If you thought going to the Australian Open was only about tennis, you're greatly mistaken. Now in its second year, the AO Chef Series returns to the Glasshouse, where a luxury dining experience served with a side of sport, gives punters plenty of reasons to be cheerful on and off the court.
This year the focus is on creating a top-end restaurant mood at the Australian Open seeking out some of the world's best chefs – from Michelin Star restaurants and local culinary heroes – to inject a gastronomic perspective into the game.
Food for sport
"The AO Chef Series is something you wouldn't necessarily expect at a sports event and that's the whole point in what we're trying to achieve," says Richard Heaselgrave, Australian Open Chief Revenue Officer.
"We want people to come to the tennis as fans and if they're not necessarily fans of the game, then they can come for the fine food. We want to spotlight the best in global and local food," he adds.
Heaslegrave says the series has taken three years of planning, is less about sport and more about a curated event.
"We take this chef series seriously and plan it like you would a food festival," says Heaselgrave.
Game, set, flavour
Chefs host three to four nights each and deliver a set five-course degustation menu that gives new meaning to the phrase 'game, set, match'.
The series is capped at 70 guests per session, priced start at $195 per person and the intimacy of it all sees the chefs mingle with each table for extra brownie points.
This year's guests include French chef Jacques Reymond, Italian-born Simone Zanoni – the executive chef from Michelin-starred Four Seasons George V, France and South Australian based executive chef Duncan Welgemoed who creates a modern African inspired menu from Africola – which was peer voted fifth best restaurant in the 2019 Top 100 Australian Restaurants.
A chance to shine
Also making a comeback for a second serve is Peruvian-born chef Alejandro Saravia (best known for his restaurant Pastuso) who shines a light on regional food this time around.
While his critically acclaimed restaurant sits in the Paris belt of Melbourne's CBD, he now presents Farmer's Daughters which is all about Gippsland's coastal seafood.

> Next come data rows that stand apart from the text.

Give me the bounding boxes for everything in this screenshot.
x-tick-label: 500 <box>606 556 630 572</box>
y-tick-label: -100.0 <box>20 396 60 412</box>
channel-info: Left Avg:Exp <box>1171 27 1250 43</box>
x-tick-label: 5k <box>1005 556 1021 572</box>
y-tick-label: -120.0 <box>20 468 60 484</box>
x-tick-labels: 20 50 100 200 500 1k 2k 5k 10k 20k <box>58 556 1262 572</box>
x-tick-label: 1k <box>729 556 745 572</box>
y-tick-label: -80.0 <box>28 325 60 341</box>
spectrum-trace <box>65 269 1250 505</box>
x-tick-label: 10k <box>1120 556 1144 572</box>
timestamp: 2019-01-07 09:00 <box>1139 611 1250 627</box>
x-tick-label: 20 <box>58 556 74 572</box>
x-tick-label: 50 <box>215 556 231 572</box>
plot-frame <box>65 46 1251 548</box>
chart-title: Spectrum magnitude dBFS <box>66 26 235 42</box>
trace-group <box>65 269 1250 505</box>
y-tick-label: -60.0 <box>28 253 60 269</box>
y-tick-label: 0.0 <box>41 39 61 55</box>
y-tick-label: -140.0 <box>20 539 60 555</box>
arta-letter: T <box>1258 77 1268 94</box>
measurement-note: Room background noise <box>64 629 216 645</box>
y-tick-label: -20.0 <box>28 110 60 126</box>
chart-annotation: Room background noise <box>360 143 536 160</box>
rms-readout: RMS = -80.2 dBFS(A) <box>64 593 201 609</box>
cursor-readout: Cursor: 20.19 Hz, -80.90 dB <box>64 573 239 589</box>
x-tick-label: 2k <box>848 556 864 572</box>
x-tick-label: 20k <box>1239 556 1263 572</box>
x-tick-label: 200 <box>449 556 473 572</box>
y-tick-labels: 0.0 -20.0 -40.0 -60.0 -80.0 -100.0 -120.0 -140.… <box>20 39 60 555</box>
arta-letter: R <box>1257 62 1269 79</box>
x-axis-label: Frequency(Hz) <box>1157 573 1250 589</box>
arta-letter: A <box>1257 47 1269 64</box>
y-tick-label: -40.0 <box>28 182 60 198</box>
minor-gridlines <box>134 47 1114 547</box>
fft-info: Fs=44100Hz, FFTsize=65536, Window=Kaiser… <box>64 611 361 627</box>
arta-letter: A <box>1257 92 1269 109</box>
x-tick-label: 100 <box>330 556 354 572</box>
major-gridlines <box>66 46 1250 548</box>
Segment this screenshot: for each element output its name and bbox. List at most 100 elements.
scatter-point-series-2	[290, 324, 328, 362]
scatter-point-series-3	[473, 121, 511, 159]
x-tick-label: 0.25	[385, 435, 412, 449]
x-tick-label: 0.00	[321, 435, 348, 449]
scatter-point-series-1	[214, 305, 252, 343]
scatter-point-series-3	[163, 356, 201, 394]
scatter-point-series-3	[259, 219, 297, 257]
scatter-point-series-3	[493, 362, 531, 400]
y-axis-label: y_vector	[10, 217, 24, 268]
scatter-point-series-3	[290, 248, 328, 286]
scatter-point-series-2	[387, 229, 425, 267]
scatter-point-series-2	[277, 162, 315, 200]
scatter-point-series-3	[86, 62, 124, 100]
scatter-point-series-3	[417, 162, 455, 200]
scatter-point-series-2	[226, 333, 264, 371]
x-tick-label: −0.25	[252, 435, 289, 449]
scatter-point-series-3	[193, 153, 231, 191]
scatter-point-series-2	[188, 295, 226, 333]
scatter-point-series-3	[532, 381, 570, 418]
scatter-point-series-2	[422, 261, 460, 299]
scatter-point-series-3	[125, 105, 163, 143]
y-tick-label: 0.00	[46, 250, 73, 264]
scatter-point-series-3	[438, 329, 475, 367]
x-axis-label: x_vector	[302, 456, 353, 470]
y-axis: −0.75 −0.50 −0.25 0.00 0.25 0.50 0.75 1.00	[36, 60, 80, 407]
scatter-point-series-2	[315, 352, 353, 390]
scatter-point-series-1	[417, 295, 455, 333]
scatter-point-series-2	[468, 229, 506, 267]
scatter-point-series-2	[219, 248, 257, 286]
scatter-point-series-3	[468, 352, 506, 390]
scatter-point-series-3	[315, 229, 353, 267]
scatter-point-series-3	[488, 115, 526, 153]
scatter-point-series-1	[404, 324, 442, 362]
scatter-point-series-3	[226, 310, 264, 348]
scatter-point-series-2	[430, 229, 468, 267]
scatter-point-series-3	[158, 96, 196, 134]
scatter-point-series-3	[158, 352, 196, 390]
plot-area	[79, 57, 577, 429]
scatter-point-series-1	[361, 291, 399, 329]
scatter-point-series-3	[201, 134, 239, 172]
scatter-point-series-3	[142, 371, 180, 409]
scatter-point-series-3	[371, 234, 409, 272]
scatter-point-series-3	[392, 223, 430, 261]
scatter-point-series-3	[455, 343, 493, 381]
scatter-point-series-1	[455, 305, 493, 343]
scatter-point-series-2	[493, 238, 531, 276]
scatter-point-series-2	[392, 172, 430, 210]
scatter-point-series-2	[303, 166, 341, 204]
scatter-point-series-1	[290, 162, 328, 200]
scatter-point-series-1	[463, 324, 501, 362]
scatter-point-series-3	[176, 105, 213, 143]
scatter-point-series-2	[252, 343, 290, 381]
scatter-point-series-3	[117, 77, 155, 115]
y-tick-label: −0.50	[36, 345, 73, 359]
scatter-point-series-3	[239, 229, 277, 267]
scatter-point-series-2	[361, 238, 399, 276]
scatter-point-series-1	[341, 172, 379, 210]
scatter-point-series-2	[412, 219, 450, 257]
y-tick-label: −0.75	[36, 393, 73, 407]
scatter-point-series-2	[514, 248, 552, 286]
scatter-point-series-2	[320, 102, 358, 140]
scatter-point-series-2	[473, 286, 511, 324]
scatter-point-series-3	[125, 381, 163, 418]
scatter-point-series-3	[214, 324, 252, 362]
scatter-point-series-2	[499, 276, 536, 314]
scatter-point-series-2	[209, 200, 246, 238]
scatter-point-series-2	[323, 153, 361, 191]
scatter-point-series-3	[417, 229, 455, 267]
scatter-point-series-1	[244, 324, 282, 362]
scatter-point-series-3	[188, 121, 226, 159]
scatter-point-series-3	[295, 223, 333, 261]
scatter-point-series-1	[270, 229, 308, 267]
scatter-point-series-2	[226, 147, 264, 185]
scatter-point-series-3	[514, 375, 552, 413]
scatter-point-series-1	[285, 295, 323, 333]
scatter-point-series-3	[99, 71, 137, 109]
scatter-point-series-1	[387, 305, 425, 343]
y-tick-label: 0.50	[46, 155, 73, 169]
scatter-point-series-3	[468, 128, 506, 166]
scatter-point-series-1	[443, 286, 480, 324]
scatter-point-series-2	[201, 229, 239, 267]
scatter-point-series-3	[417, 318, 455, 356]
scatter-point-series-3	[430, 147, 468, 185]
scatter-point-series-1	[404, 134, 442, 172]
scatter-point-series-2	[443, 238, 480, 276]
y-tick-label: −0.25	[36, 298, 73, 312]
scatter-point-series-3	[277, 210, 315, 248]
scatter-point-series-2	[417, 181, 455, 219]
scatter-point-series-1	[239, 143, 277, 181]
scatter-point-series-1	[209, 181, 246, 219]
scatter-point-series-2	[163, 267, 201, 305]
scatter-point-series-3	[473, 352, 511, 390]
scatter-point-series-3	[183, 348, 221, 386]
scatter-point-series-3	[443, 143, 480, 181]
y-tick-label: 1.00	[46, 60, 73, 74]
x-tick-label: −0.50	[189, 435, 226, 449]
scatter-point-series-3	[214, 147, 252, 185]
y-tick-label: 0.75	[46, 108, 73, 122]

What's more, he will open a new city restaurant in her honour by the end of the year.
"It's very important to be part of the Australian Open because it is one of Melbourne's greatest sporting events," says Saravia who moved to the city in 2014.
"It really brings so much life to the city and tourists are everywhere. The Australian Open helps showcase what Melbourne is really about when it comes to our food offering," he says.
From seaweed bread and Port Phillip Bay pickled mussels to Lakes Entrance sardines, Yarra Valley farm caviar and sustainably sourced Barramundi from Infinity Blue, the emphasis is on educating diners about the local produce they'll find a few hours drive out of Melbourne.
"I am all about promoting the local culture and our regional identity," says Saravia.
"As chefs we have a big responsibility to support our farmers who are struggling big time and with the arrival of many international guests we get to show them what our coastline offers food wise. It's a win-win situation," he adds.
"The Australian Open knows that people want the choice of premium dining and it's what people have come to expect from Melbourne."
Jacques Reymond, who ran his own restaurant in Prahran for several decades until 2013, says the upmarket restaurant appeal is good for all businesses.
"It's a prestigious sport and we need to get behind it and show those attending there's more to sport than meets the eye," says Reymond.
His menu will focus on quality ingredients sourced from Australia and matched with French champagne, serving oysters, crab and avocado with Tasmania wasabi for starters.
"January is hot and people don't want to eat heavily. They want to feel good about themselves but also indulge in great food. I couldn't think of a more prestigious way to salute the New Year."